La modernité, c’est aussi la radio qui annonce
la guerre: en novembre 42, il faut partir, dans le Caucase. On ne sait pas
où c’est mais il faut y aller. Et y rester huit ans. Huit années de gel, de
faim, de douleur et de mort.
Et puis, il y a Marie, son unique
Marie…
Une vie entière, tendue entre
deux tiges, la naissance et la mort. « Il avait bâti une maison, dormi
dans d’innombrables lits, dans des étables, sur des plates-formes et même
quelques nuits, dans une caisse en bois russe. Il avait aimé. Il avait
pressenti où l’amour pouvait mener. Il avait vu une poignée d’hommes se
promener sur la lune. Il ne s’était jamais trouvé dans l’embarras de croire en
Dieu, et la mort ne lui faisait pas peur. Il ne pouvait pas se rappeler d’où il
venait, et en fin de compte ne savait pas où il irait.
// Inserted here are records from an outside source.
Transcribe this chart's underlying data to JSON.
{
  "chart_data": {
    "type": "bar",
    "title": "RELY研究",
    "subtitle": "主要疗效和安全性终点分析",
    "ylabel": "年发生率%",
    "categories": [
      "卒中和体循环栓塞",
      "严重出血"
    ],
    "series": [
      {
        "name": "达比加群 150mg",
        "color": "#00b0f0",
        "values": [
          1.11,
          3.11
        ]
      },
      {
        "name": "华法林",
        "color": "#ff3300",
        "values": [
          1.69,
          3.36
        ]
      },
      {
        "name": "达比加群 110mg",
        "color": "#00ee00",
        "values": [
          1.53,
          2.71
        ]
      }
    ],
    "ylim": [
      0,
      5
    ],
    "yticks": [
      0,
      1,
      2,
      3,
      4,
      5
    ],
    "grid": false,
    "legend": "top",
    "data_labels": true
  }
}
Mais à cet entre-temps
qu’était sa vie, il repensait sans regret, avec un petit rire saccadé et un
immense étonnement. »
Robert Seethaler signe ici un
très beau texte, à la fois conte et poème, qui nous parle de la vie qui, bien
qu’éphémère et souvent douloureuse, offre des moments de pure beauté :
l’éclat blanc d’une lune dans un ciel nocturne, un pommier sauvage près d’un
petit ruisseau, « un érable sycomore isolé, d’un jaune éclatant », les
premiers flocons de neige, telles des fleurs portées par le vent, et l’amour,
le chuchotement de l’être aimé qui confie des secrets que l’on comprend à peine
mais dont on devine qu’ils sont porteurs d’avenir, « de quelque chose
d’absolument merveilleux. »
Une vie entière, une simple vie,
cabossée, dure comme du pain sec et fêlée parfois mais si pleine, si ronde…
« Tellement de choses à raconter »…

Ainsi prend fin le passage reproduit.